(Courtesy Nick Huard)
A giant dreamcatcher created by Mi’kmaq elder and residential school survivor Nick Huard, with the help of children from communities across Canada, is now without a home.
It was commissioned by the Confederation Centre for the Arts in Prince Edward Island as part of a Canada-wide initiative to encourage youth to dream for a better world in the context of the 150th anniversary of the confederation of Canada.
Called The Dreams of What Canada Should Be, this installation had been on display at the centre since 2017 and was comprised of 215 dreamcatchers made by children from coast to coast to coast.
It was taken down on December 1 despite repeated requests by Huard, who has lived in Kahnawake for over 30 years, that the Confederation centre purchases it to display it permanently.
Huard was paid for the time spent travelling and teaching the kids to make their dreamcatchers, but he was not paid for the dreamcatcher itself. He still owns it – just not by choice.
Steve Bellamy of the Confederation Centre said in an email response that though the centre understands Huard is disappointed that a home has not been found for the dreamcatcher, the contract signed between both parties never included the purchase of the piece.

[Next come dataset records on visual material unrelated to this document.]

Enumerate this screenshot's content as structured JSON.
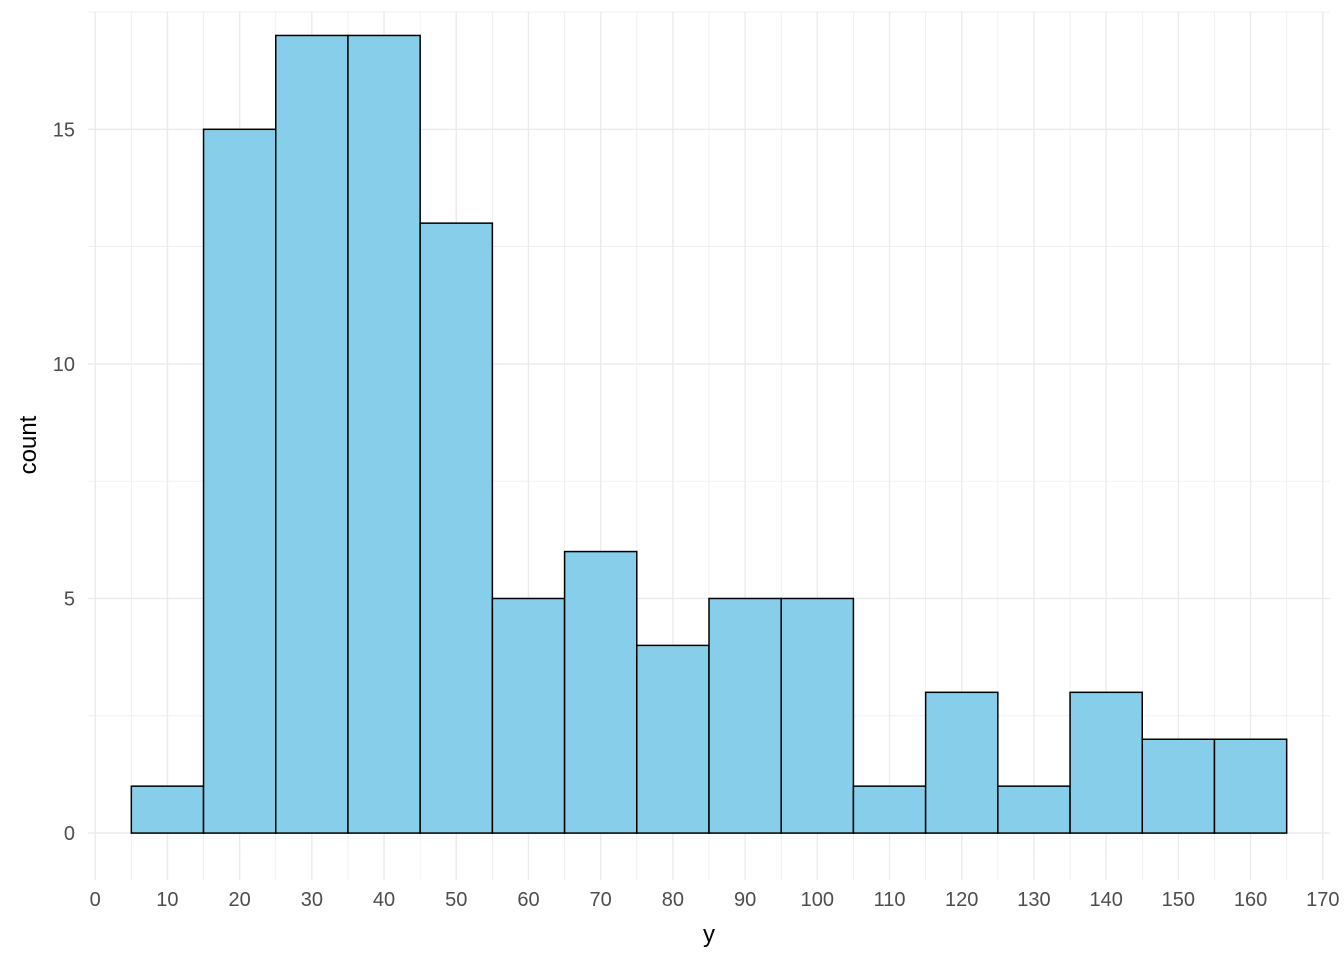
{
  "chart_data": {
    "type": "bar",
    "subtype": "histogram",
    "xlabel": "y",
    "ylabel": "count",
    "binwidth": 10,
    "bins": [
      {
        "xmin": 5,
        "xmax": 15,
        "count": 1
      },
      {
        "xmin": 15,
        "xmax": 25,
        "count": 15
      },
      {
        "xmin": 25,
        "xmax": 35,
        "count": 17
      },
      {
        "xmin": 35,
        "xmax": 45,
        "count": 17
      },
      {
        "xmin": 45,
        "xmax": 55,
        "count": 13
      },
      {
        "xmin": 55,
        "xmax": 65,
        "count": 5
      },
      {
        "xmin": 65,
        "xmax": 75,
        "count": 6
      },
      {
        "xmin": 75,
        "xmax": 85,
        "count": 4
      },
      {
        "xmin": 85,
        "xmax": 95,
        "count": 5
      },
      {
        "xmin": 95,
        "xmax": 105,
        "count": 5
      },
      {
        "xmin": 105,
        "xmax": 115,
        "count": 1
      },
      {
        "xmin": 115,
        "xmax": 125,
        "count": 3
      },
      {
        "xmin": 125,
        "xmax": 135,
        "count": 1
      },
      {
        "xmin": 135,
        "xmax": 145,
        "count": 3
      },
      {
        "xmin": 145,
        "xmax": 155,
        "count": 2
      },
      {
        "xmin": 155,
        "xmax": 165,
        "count": 2
      }
    ],
    "xlim": [
      -1,
      171
    ],
    "ylim": [
      -1,
      17.5
    ],
    "xticks": [
      0,
      10,
      20,
      30,
      40,
      50,
      60,
      70,
      80,
      90,
      100,
      110,
      120,
      130,
      140,
      150,
      160,
      170
    ],
    "yticks": [
      0,
      5,
      10,
      15
    ],
    "grid": true,
    "legend": "none",
    "colors": {
      "bar_fill": "#87CEEB",
      "bar_outline": "#000000",
      "grid": "#ebebeb",
      "tick_text": "#4d4d4d"
    }
  }
}
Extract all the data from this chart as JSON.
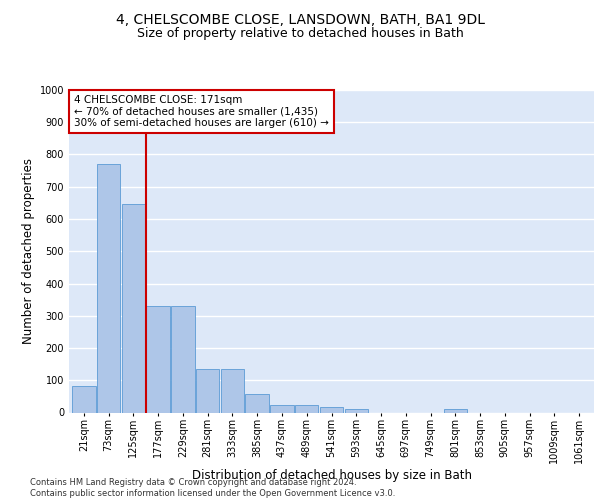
{
  "title_line1": "4, CHELSCOMBE CLOSE, LANSDOWN, BATH, BA1 9DL",
  "title_line2": "Size of property relative to detached houses in Bath",
  "xlabel": "Distribution of detached houses by size in Bath",
  "ylabel": "Number of detached properties",
  "bar_labels": [
    "21sqm",
    "73sqm",
    "125sqm",
    "177sqm",
    "229sqm",
    "281sqm",
    "333sqm",
    "385sqm",
    "437sqm",
    "489sqm",
    "541sqm",
    "593sqm",
    "645sqm",
    "697sqm",
    "749sqm",
    "801sqm",
    "853sqm",
    "905sqm",
    "957sqm",
    "1009sqm",
    "1061sqm"
  ],
  "bar_values": [
    83,
    770,
    645,
    330,
    330,
    135,
    135,
    58,
    22,
    22,
    17,
    12,
    0,
    0,
    0,
    12,
    0,
    0,
    0,
    0,
    0
  ],
  "bar_color": "#aec6e8",
  "bar_edge_color": "#5b9bd5",
  "property_line_x": 2.5,
  "annotation_text": "4 CHELSCOMBE CLOSE: 171sqm\n← 70% of detached houses are smaller (1,435)\n30% of semi-detached houses are larger (610) →",
  "annotation_box_color": "#ffffff",
  "annotation_box_edge": "#cc0000",
  "line_color": "#cc0000",
  "footnote": "Contains HM Land Registry data © Crown copyright and database right 2024.\nContains public sector information licensed under the Open Government Licence v3.0.",
  "ylim": [
    0,
    1000
  ],
  "yticks": [
    0,
    100,
    200,
    300,
    400,
    500,
    600,
    700,
    800,
    900,
    1000
  ],
  "background_color": "#dde8f8",
  "grid_color": "#ffffff",
  "title_fontsize": 10,
  "subtitle_fontsize": 9,
  "axis_label_fontsize": 8.5,
  "tick_fontsize": 7,
  "footnote_fontsize": 6
}
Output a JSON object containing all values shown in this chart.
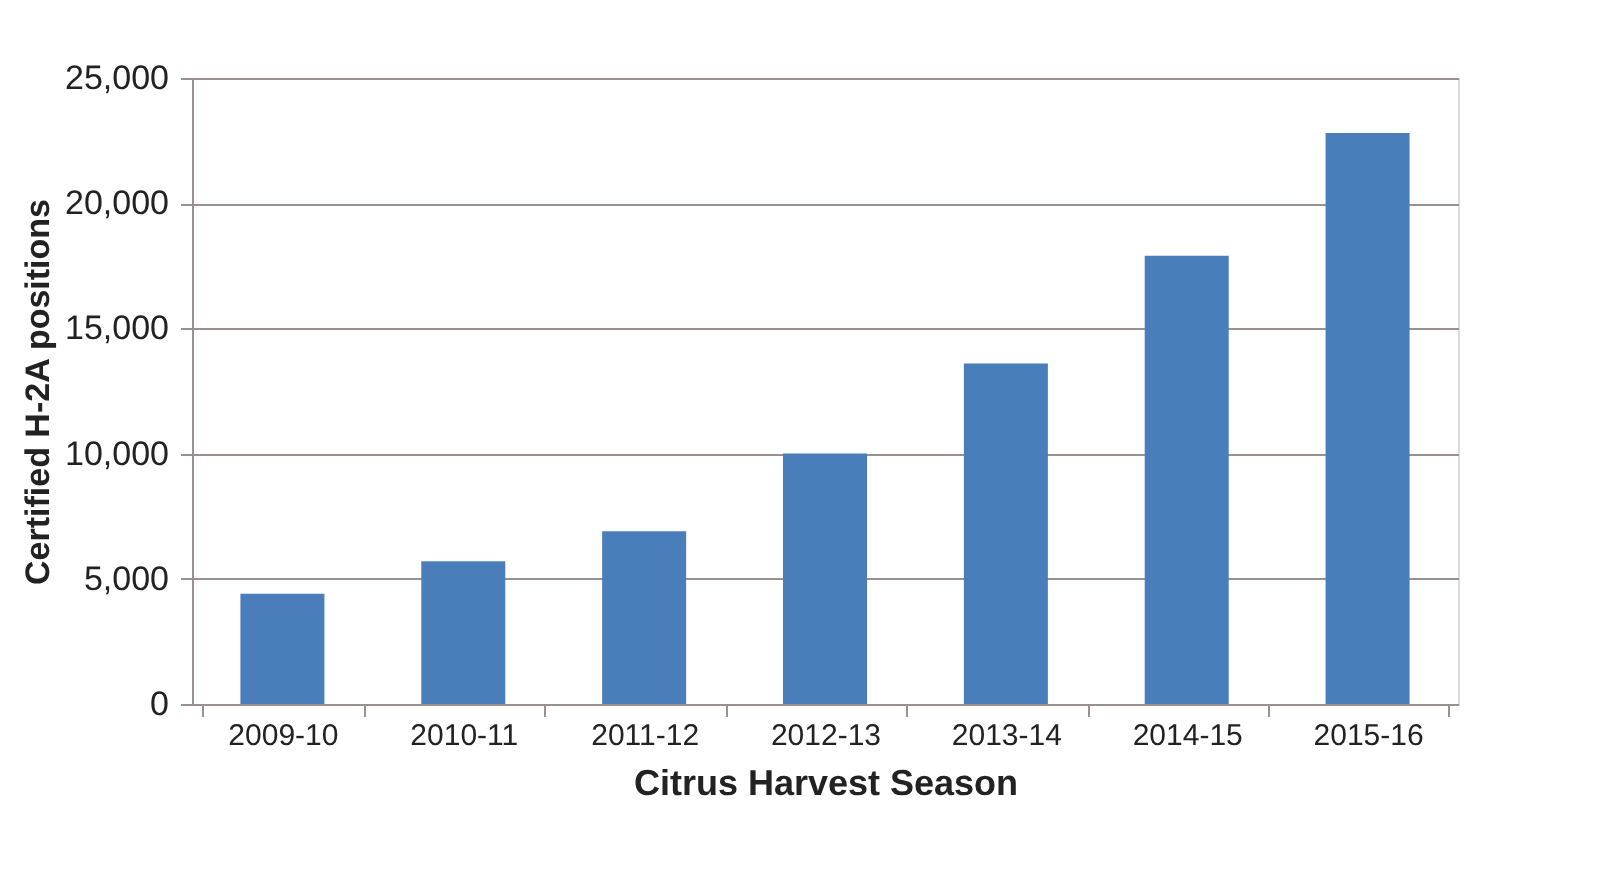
{
  "chart_data": {
    "type": "bar",
    "categories": [
      "2009-10",
      "2010-11",
      "2011-12",
      "2012-13",
      "2013-14",
      "2014-15",
      "2015-16"
    ],
    "values": [
      4400,
      5700,
      6900,
      10000,
      13600,
      17900,
      22800
    ],
    "color": "#4a7ebb",
    "xlabel": "Citrus Harvest Season",
    "ylabel": "Certified H-2A positions",
    "ylim": [
      0,
      25000
    ],
    "yticks": [
      0,
      {
        "value": 5000,
        "label": "5,000"
      },
      {
        "value": 10000,
        "label": "10,000"
      },
      {
        "value": 15000,
        "label": "15,000"
      },
      {
        "value": 20000,
        "label": "20,000"
      },
      {
        "value": 25000,
        "label": "25,000"
      }
    ],
    "grid": "y"
  }
}
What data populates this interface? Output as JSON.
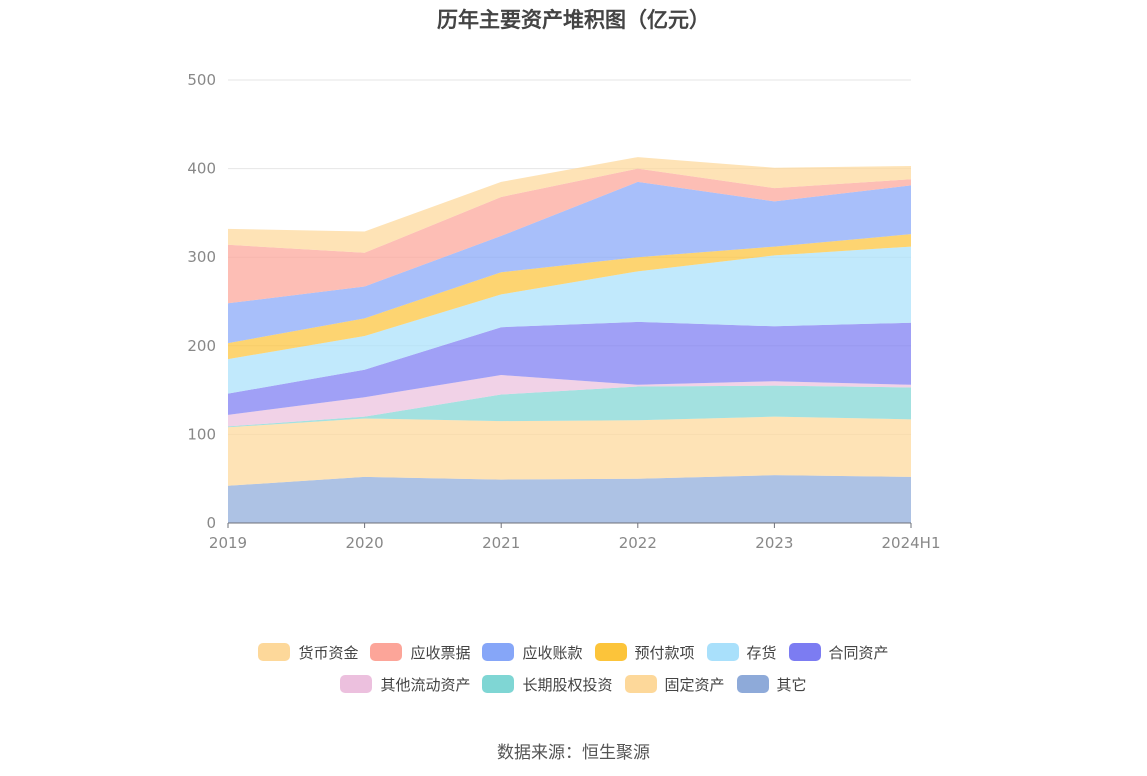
{
  "title": "历年主要资产堆积图（亿元）",
  "source_note": "数据来源：恒生聚源",
  "chart_data": {
    "type": "area",
    "stacked": true,
    "title": "历年主要资产堆积图（亿元）",
    "x": [
      "2019",
      "2020",
      "2021",
      "2022",
      "2023",
      "2024H1"
    ],
    "ylim": [
      0,
      500
    ],
    "yticks": [
      0,
      100,
      200,
      300,
      400,
      500
    ],
    "grid": true,
    "legend_position": "bottom",
    "series": [
      {
        "name": "其它",
        "color": "#8eaad9",
        "values": [
          42,
          52,
          49,
          50,
          54,
          52
        ]
      },
      {
        "name": "固定资产",
        "color": "#fdd89a",
        "values": [
          66,
          66,
          66,
          66,
          66,
          65
        ]
      },
      {
        "name": "长期股权投资",
        "color": "#7fd6d4",
        "values": [
          1,
          2,
          30,
          38,
          35,
          36
        ]
      },
      {
        "name": "其他流动资产",
        "color": "#ecc0de",
        "values": [
          13,
          22,
          22,
          2,
          5,
          3
        ]
      },
      {
        "name": "合同资产",
        "color": "#7c7cf2",
        "values": [
          24,
          31,
          54,
          71,
          62,
          70
        ]
      },
      {
        "name": "存货",
        "color": "#a9e0fb",
        "values": [
          39,
          38,
          37,
          57,
          80,
          86
        ]
      },
      {
        "name": "预付款项",
        "color": "#fcc43a",
        "values": [
          18,
          20,
          25,
          16,
          10,
          14
        ]
      },
      {
        "name": "应收账款",
        "color": "#86a6f8",
        "values": [
          45,
          36,
          41,
          85,
          51,
          55
        ]
      },
      {
        "name": "应收票据",
        "color": "#fca599",
        "values": [
          66,
          38,
          44,
          15,
          15,
          7
        ]
      },
      {
        "name": "货币资金",
        "color": "#fdd89a",
        "values": [
          18,
          24,
          17,
          13,
          23,
          15
        ]
      }
    ]
  },
  "legend": {
    "row1": [
      {
        "label": "货币资金",
        "color": "#fdd89a"
      },
      {
        "label": "应收票据",
        "color": "#fca599"
      },
      {
        "label": "应收账款",
        "color": "#86a6f8"
      },
      {
        "label": "预付款项",
        "color": "#fcc43a"
      },
      {
        "label": "存货",
        "color": "#a9e0fb"
      },
      {
        "label": "合同资产",
        "color": "#7c7cf2"
      }
    ],
    "row2": [
      {
        "label": "其他流动资产",
        "color": "#ecc0de"
      },
      {
        "label": "长期股权投资",
        "color": "#7fd6d4"
      },
      {
        "label": "固定资产",
        "color": "#fdd89a"
      },
      {
        "label": "其它",
        "color": "#8eaad9"
      }
    ]
  }
}
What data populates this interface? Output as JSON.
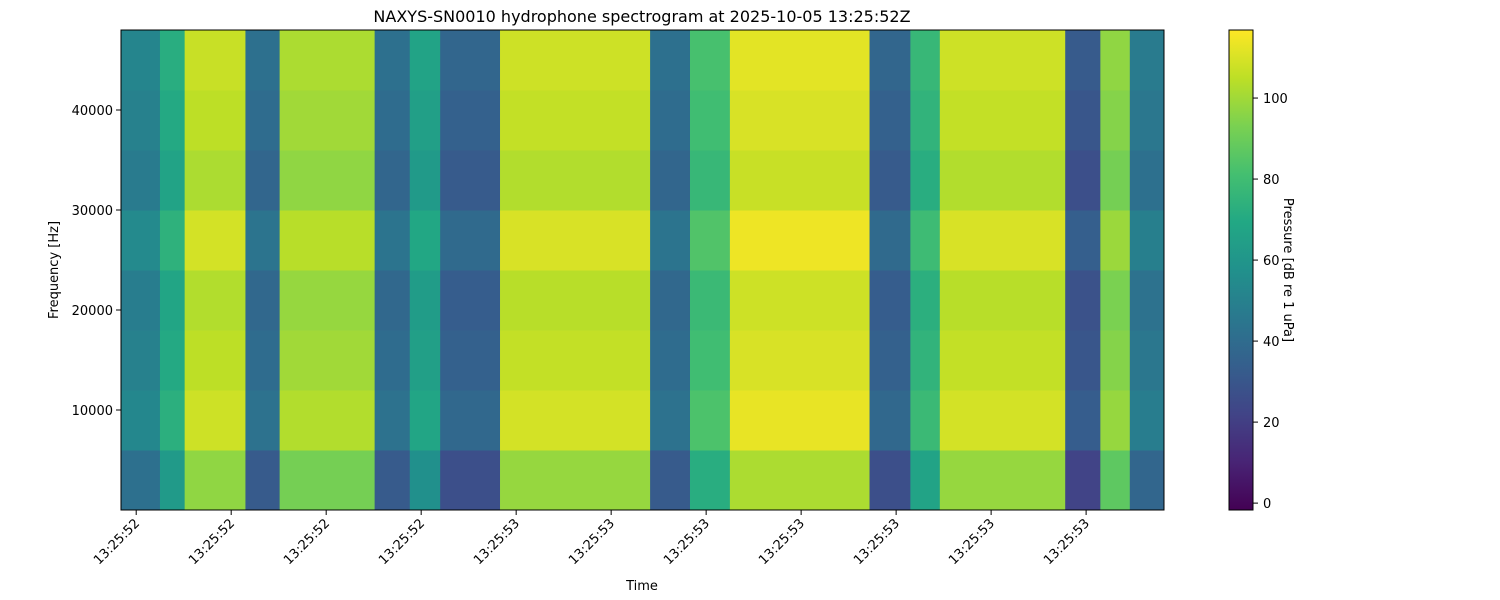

“They’re storing it for me until we find a place for it,” said Huard. “I just don’t want the Confederation Centre to become an ‘oubliette’ for the dreamcatcher, a place to store it and forget about it, let it die. I don’t want that.”
“It’s important – it’s the dreams of the kids of Canada. Not just Native kids, it’s kids of all nationalities.”
Some of the kids who participated in the creation of the dreamcatcher spoke of their dreams for Canada in a video commemorating the project.
They dreamed of a clean environment, equal opportunity for all youth, drinking water and good housing for the north, a world where everyone is happy and can speak their language.
“I won’t give up because that big dreamcatcher is made up the dreams of the children of Canada.”
The number of kids who participated in making the dreamcatcher – 215 – caused an eerie feeling for Huard when the discovery at the site of the former Kamloops Indian Residential School was announced earlier this year.
“It gives it, for me, more power, more importance,” he said.
Huard said he has contacted museums, foundations and cultural centres across the country, with no success finding a new home for the dreamcatcher.
“I feel like a hockey puck, passed from one side to the other. When you think you’re about to score, the referee blows the whistle.”
He contacted the Museum of Civilization in Quebec City – they claim to have no space for it, he said.
Contacting the office of minister of Crown-Indigenous Relations Marc Miller, prompted a response encouraging him to submit a request that it be purchased by the Indigenous Art Centre of Crown-Indigenous Relations and Northern Affairs Canada. The centre acquires new pieces every two years and just completed its most recent acquisition period.
His dream for the dreamcatcher, he said, would be for it to hang in the Peace Tower on Parliament Hill “so when the politicians walk in, they are reminded why they are there.”
But for now, all Huard can do is keep trying – and keep hoping someone agrees to buy the dreamcatcher and find a home for the dreams of the 215 kids.